I heard this site was a perfect place for a person like me. A perfect place to write down thoughts, express feelings, as well as support others. I never thought my life would turn this direction, or if i would ever have to resort to a place like this. Its scary, thinking thoughts like this..Taking these steps.. Baby steps.. It seems like its the only solution.. To a permanent problem.. My future is damned.. I’m not sure what i want to do… I’m pretty sure i’ll be back tomorrow to post, this feels nice.. Sorry if this is a shitty post by the way, like i said i was just looking for a community that could be accepting, and a place to write thoughts and stuff down..
12 comments
Welcome to rock bottom on a Friday night. I believe we are serving cake at on one of the other threads.
That sounds awesome, I’ll be sure to get some! :p
welcome..thank you for sharing
Thank you!
Hi there!
I recently posted this on another new “first post”, so I’ll share it with you too! 🙂
Welcome to the group!
My favorite things about it:
1. I don’t have to “explain” depression to anyone here, because everyone is already living it. That’s a far cry from the average person in everyday life who will ask stupid things like “What? You’re depressed? Why’s that?” (As if it’s attributable to some simple little thing that happened last Friday, which you should just “get over” and “cheer up”.)
2. We accept each other no matter what frame of mind we happen to be in. People can vary wildly from day to day. One day a person might be happy and hilarious, the next day they’re on a ledge waiting to jump, or having seriously bad hallucinations, or curled up in the corner like a zombie. It’s all okay; I’ve noticed that everyone seems to be accepted regardless of how they’re doing. That’s a relief for me, especially lately. Usually I try to be the hilarious humorous type, but this past week I’ve plummeted into a very dark ugly hellish place.

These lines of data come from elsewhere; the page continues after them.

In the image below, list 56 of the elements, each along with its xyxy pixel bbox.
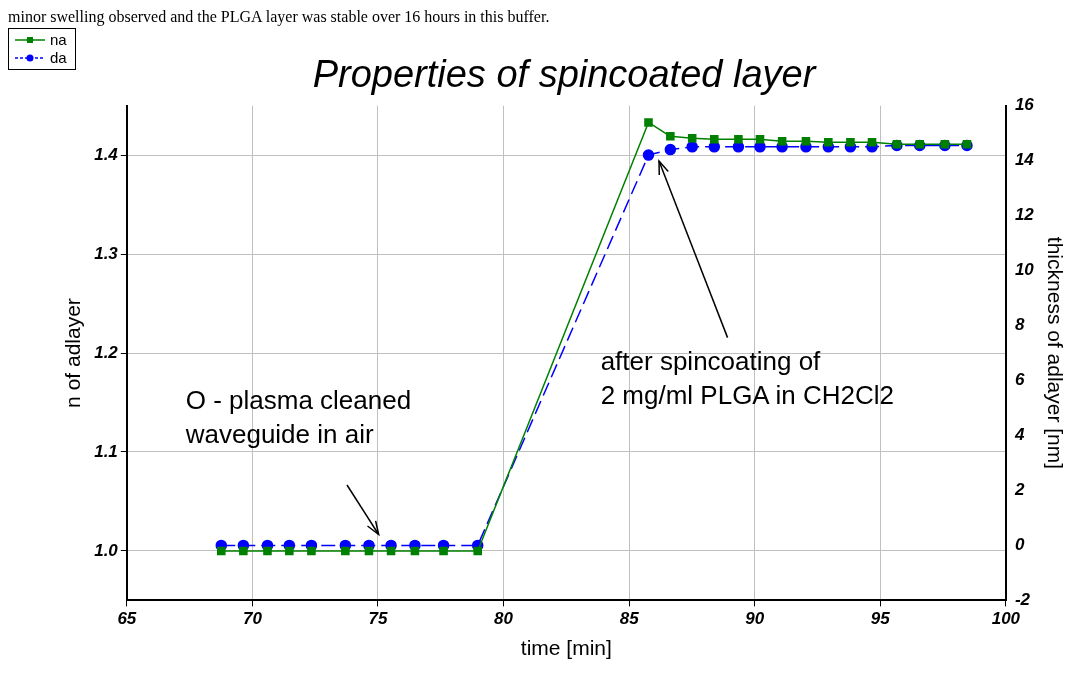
x-tick-label: 90 [745, 609, 765, 629]
point [410, 546, 420, 556]
point [642, 149, 655, 161]
x-tick-label: 100 [991, 609, 1021, 629]
y2-tick-label: 6 [1014, 370, 1025, 390]
y2-tick-label: 4 [1013, 425, 1025, 445]
point [473, 546, 482, 556]
text: minor swelling observed and the PLGA layer was stable over 16 hours in this buffer. [8, 8, 551, 28]
y2-tick-label: 12 [1014, 205, 1035, 225]
point [777, 136, 787, 146]
point [285, 546, 294, 556]
x-tick-label: 80 [494, 609, 514, 629]
point [664, 143, 677, 156]
y2-tick-label: 8 [1014, 315, 1025, 335]
x-tick-label: 95 [870, 609, 891, 629]
point [710, 134, 719, 144]
x-tick-label: 75 [368, 609, 388, 629]
legend-label: na [50, 31, 67, 49]
annotation: O - plasma cleaned waveguide in air [185, 384, 412, 452]
legend-label: da [50, 49, 67, 67]
point [801, 136, 811, 146]
x-tick-label: 65 [117, 609, 137, 629]
point [755, 134, 765, 144]
y-tick-label: 1.3 [94, 243, 119, 263]
x-tick-label: 85 [619, 609, 640, 629]
x-tick-label: 70 [242, 609, 263, 629]
y2-tick-label: 16 [1014, 95, 1035, 115]
y2-tick-label: -2 [1014, 590, 1031, 610]
y-tick-label: 1.4 [94, 144, 119, 164]
chart-title: Properties of spincoated layer [312, 53, 817, 96]
point [824, 137, 833, 147]
y2-tick-label: 10 [1014, 260, 1035, 280]
point [216, 546, 226, 556]
x-axis-title: time [min] [520, 636, 612, 660]
point [364, 546, 374, 556]
point [644, 118, 653, 127]
point [734, 134, 743, 144]
point [341, 546, 350, 556]
y-tick-label: 1.0 [94, 540, 119, 560]
point [687, 133, 697, 143]
point [307, 546, 316, 556]
point [239, 546, 248, 556]
point [386, 546, 396, 556]
point [439, 546, 448, 556]
annotation: after spincoating of 2 mg/ml PLGA in CH2Cl2 [600, 344, 894, 412]
y-tick-label: 1.2 [94, 342, 119, 362]
point [867, 137, 877, 147]
point [263, 546, 272, 556]
point [846, 137, 855, 147]
y-tick-label: 1.1 [94, 441, 118, 461]
y2-tick-label: 14 [1014, 150, 1035, 170]
y2-axis-title: thickness of adlayer [nm] [1043, 236, 1067, 470]
y-axis-title: n of adlayer [61, 298, 85, 408]
y2-tick-label: 2 [1013, 480, 1025, 500]
y2-tick-label: 0 [1014, 535, 1025, 555]
point [666, 131, 675, 141]
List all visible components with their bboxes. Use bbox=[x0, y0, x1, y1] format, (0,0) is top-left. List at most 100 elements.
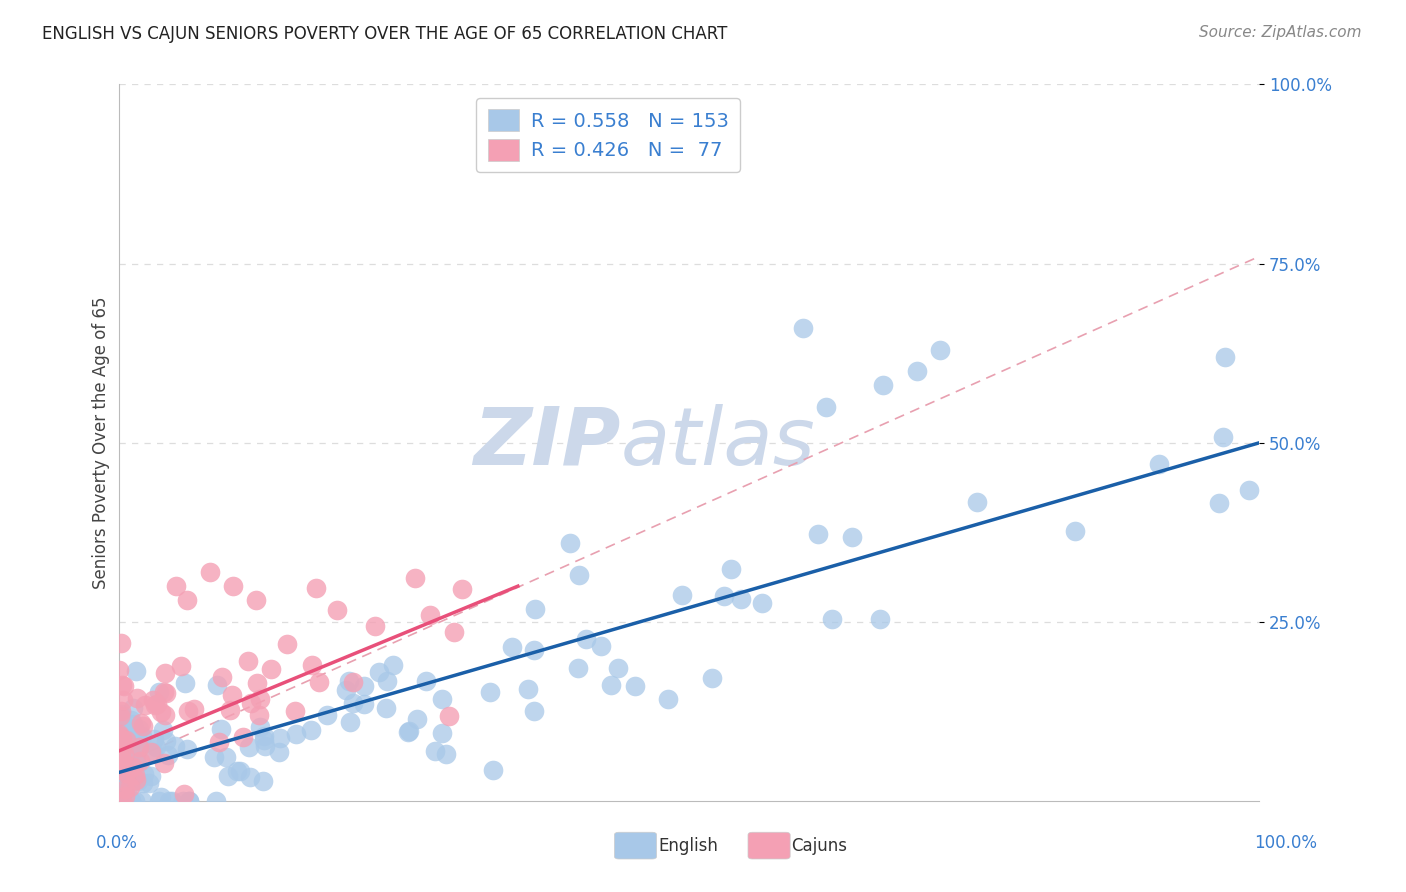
Point bbox=[132, 776, 155, 790]
Point bbox=[516, 681, 538, 696]
Point bbox=[700, 671, 723, 685]
Point bbox=[869, 612, 891, 626]
Point bbox=[110, 794, 132, 808]
Point bbox=[112, 747, 135, 762]
Point bbox=[1149, 458, 1171, 472]
Point bbox=[156, 747, 179, 762]
Point bbox=[108, 794, 131, 808]
Point bbox=[110, 763, 132, 777]
Point bbox=[1213, 350, 1236, 364]
Point bbox=[170, 659, 193, 673]
Point bbox=[415, 673, 437, 688]
Point bbox=[814, 400, 837, 414]
Point bbox=[245, 593, 267, 607]
Point bbox=[139, 746, 162, 760]
Point bbox=[179, 794, 201, 808]
Point bbox=[111, 723, 134, 737]
Point bbox=[128, 739, 150, 754]
Point bbox=[108, 722, 131, 736]
Point bbox=[148, 794, 170, 808]
Point bbox=[111, 692, 134, 706]
Point bbox=[246, 676, 269, 690]
Point bbox=[249, 692, 271, 706]
Point bbox=[110, 636, 132, 650]
Point bbox=[342, 696, 364, 710]
Point bbox=[375, 673, 398, 688]
Point bbox=[118, 780, 141, 794]
Point bbox=[118, 794, 141, 808]
Point bbox=[1208, 496, 1230, 510]
Point bbox=[218, 703, 240, 717]
Point bbox=[108, 729, 131, 743]
Point bbox=[928, 343, 950, 357]
Point bbox=[176, 593, 198, 607]
Point bbox=[124, 768, 146, 782]
Point bbox=[128, 722, 150, 736]
Point bbox=[127, 691, 149, 706]
Point bbox=[120, 794, 142, 808]
Point bbox=[177, 704, 200, 718]
Point bbox=[252, 773, 274, 788]
Point bbox=[221, 688, 243, 702]
Point bbox=[110, 711, 132, 725]
Point bbox=[335, 682, 357, 697]
Point bbox=[153, 756, 176, 771]
Point bbox=[575, 632, 598, 646]
Point bbox=[108, 732, 131, 747]
Point bbox=[284, 704, 307, 718]
Point bbox=[600, 678, 623, 692]
Y-axis label: Seniors Poverty Over the Age of 65: Seniors Poverty Over the Age of 65 bbox=[93, 296, 110, 589]
Point bbox=[568, 568, 591, 582]
Point bbox=[419, 608, 441, 623]
Point bbox=[110, 746, 132, 760]
Point bbox=[125, 751, 148, 765]
Point bbox=[202, 750, 225, 764]
Point bbox=[841, 530, 863, 544]
Point bbox=[589, 639, 612, 653]
Point bbox=[124, 794, 146, 808]
Point bbox=[121, 773, 143, 788]
Point bbox=[253, 739, 276, 754]
Point bbox=[238, 740, 260, 755]
Point bbox=[183, 702, 205, 716]
FancyBboxPatch shape bbox=[748, 832, 790, 859]
Point bbox=[482, 763, 505, 777]
Point bbox=[821, 612, 844, 626]
Point bbox=[134, 767, 156, 781]
Point bbox=[149, 705, 172, 719]
Point bbox=[155, 686, 177, 700]
Point bbox=[404, 571, 426, 585]
Point bbox=[325, 602, 347, 616]
Point bbox=[524, 601, 547, 615]
Point bbox=[114, 766, 136, 780]
Point bbox=[107, 756, 129, 771]
Point bbox=[966, 495, 988, 509]
Point bbox=[131, 794, 153, 808]
Text: 0.0%: 0.0% bbox=[96, 834, 138, 852]
Point bbox=[905, 364, 928, 378]
Point bbox=[111, 678, 134, 692]
Point bbox=[118, 760, 141, 774]
Point bbox=[112, 770, 135, 784]
Point bbox=[125, 664, 148, 678]
Point bbox=[479, 685, 502, 699]
Point bbox=[247, 707, 270, 722]
Point bbox=[239, 696, 262, 710]
Point bbox=[434, 747, 457, 761]
Point bbox=[108, 747, 131, 761]
Point bbox=[284, 727, 307, 741]
Point bbox=[134, 698, 156, 712]
Point bbox=[108, 708, 131, 723]
Point bbox=[215, 750, 238, 764]
Point bbox=[623, 679, 645, 693]
Point bbox=[165, 579, 187, 593]
Point bbox=[153, 707, 176, 722]
Point bbox=[205, 678, 228, 692]
Point bbox=[1064, 524, 1087, 539]
Point bbox=[1237, 483, 1260, 497]
Point bbox=[125, 773, 148, 788]
Point bbox=[111, 793, 134, 807]
Point bbox=[108, 723, 131, 738]
Text: 100.0%: 100.0% bbox=[1254, 834, 1317, 852]
Point bbox=[108, 733, 131, 747]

People still seem interested in listening and interacting with me. I really value that a lot.
Thank you, i knew this was the right place to come too!
Welcome to SP, none of us thought we’d end up here on a site for the suicidal, we thought we’d be flying high, not spiralling down to the bottom, but this is friendly place of people who understand the sadness and difficulties each suffer. Hope you feel you can share with us your difficulties, your rants, or whatever helps you.
Thank you kind person!
Welcome
Thank you! Nice user name by the way.
welcome, this is a good place to talk about it, no one will freak out on you for being suicidal or having dark thoughts because we’re all here for more or less the same reason.
I never thought I’d get here either and as crap of a person as I was and still am, I still think my younger self would be appalled by what I’ve become, and I’ve a feeling it’ll keep going downhill and I’d rather die before I get even worse…
your post isn’t shitty, there’s not like a wrong way to post as long as you’re following the rules I guess
Thank you for the warm welcome, i feel very at ease here, and i hope you feel the same and whatever is troubling you i hope it gets better!